Calico Girl by Jerdine Nolen (ages 8 – 12)
Cloud and Wallfish by Anne Nesbet (ages 10+)
I was hooked by this mysterious plot about a boy named Noah whose parents one day tell him they’re moving to East Germany, he has a different name and birthdate, and they must never talk about what’s going on or what they really feel. It’s 1989. Once there, Noah who is now called Jonah meets a sad little girl named Claudia. While there are some plot holes that are never addressed, this story gives us a glimpse into the fearful environment of this communist country just before the Berlin Wall comes down.
A Night Divided by Jennifer A. Nielsen (ages 13+)
Overnight a fence with armed guards divides Berlin. Gerta is stuck on the east side with her brother and mother while their father and other brother already escaped to the west. Greta’s father gets her a message that set her on a course to dig a tunnel to the west. It’s dangerous but Greta’s determined. Really interesting!
Fever 1793 by Laurie Halse Anderson (ages 12+)

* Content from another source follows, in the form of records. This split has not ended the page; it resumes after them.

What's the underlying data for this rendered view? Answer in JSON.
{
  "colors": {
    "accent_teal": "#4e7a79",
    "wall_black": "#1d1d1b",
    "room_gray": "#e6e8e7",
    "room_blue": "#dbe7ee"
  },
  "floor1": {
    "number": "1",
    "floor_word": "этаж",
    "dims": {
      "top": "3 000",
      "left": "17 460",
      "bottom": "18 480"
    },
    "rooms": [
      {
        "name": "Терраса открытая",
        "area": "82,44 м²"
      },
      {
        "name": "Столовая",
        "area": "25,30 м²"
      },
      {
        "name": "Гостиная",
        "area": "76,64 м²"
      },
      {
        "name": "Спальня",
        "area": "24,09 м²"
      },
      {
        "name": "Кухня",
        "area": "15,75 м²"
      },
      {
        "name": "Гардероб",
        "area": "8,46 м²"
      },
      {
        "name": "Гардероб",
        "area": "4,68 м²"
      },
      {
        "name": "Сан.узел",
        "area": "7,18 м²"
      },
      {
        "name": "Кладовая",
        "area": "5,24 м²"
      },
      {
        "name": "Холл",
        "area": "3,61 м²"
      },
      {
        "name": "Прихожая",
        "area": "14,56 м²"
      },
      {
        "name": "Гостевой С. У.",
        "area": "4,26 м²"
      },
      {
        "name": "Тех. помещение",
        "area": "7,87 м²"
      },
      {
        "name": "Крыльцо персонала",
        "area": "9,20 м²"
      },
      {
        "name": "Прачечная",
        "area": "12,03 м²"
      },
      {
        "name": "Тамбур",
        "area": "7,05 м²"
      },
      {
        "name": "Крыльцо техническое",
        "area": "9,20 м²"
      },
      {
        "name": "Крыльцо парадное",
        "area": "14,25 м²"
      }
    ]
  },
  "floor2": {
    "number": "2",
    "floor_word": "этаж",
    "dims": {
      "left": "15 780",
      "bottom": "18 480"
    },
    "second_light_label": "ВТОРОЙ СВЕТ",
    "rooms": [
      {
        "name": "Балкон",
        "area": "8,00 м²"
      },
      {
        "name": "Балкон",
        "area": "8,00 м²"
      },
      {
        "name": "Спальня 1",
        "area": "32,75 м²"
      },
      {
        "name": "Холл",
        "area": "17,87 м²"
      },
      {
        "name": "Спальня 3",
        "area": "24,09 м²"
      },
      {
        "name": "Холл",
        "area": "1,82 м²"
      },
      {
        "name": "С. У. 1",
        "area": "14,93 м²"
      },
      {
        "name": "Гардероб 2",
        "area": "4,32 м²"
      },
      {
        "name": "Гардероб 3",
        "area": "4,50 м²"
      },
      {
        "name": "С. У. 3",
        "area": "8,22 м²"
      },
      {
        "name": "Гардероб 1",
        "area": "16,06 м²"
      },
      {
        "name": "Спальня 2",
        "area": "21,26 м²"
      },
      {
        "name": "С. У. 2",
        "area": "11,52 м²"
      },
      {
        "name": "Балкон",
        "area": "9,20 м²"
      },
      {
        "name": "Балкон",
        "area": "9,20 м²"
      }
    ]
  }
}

I was hooked from the first page — and highly recommend this novel. This is a well-written story about a real life historical event when Philadelphia was the U.S. capital city and yellow fever killed thousands of citizens. We follow Mattie, a brave young girl, who struggles to survive in an abandoned and diseased city. She’s lost her grandfather to looters and doesn’t know where her mother has gone but fortunately finds help from their coffeehouse’s former cook, Eliza.
An Ember in the Ashes by Sabaa Tahir (ages 13+)
Part historical (think Rome) and part fantasy, Elias and Laia live in a world that enslaves them both in different ways — Elias to fight and Laia to serve and spy. This is an epic page-turner with lots of mystery, action, and a hint of romance.
Under a Painted Sky by Stacey Lee (ages 13+)
A slave girl and a Chinese immigrant girl flee west, disguising themselves as boys. Fortunately for them, three cowboys allow them to travel with them. We see the dangers of the Oregon Trail, racism, as well as the bonds of friendship in this beautiful historical book for young adults.
The Living by Matt de la Pena (ages 13+)
Shy is a teenager from the ‘hood working on a cruise line when a huge earthquake causes a tsunami that sinks the ship. As you can imagine, it’s a harrowing fight for survival on the open ocean with only a spoiled rich girl, and when they eventually make it to an island, there’s a strange illness, men with guns, and more danger than trying to survive on the ocean.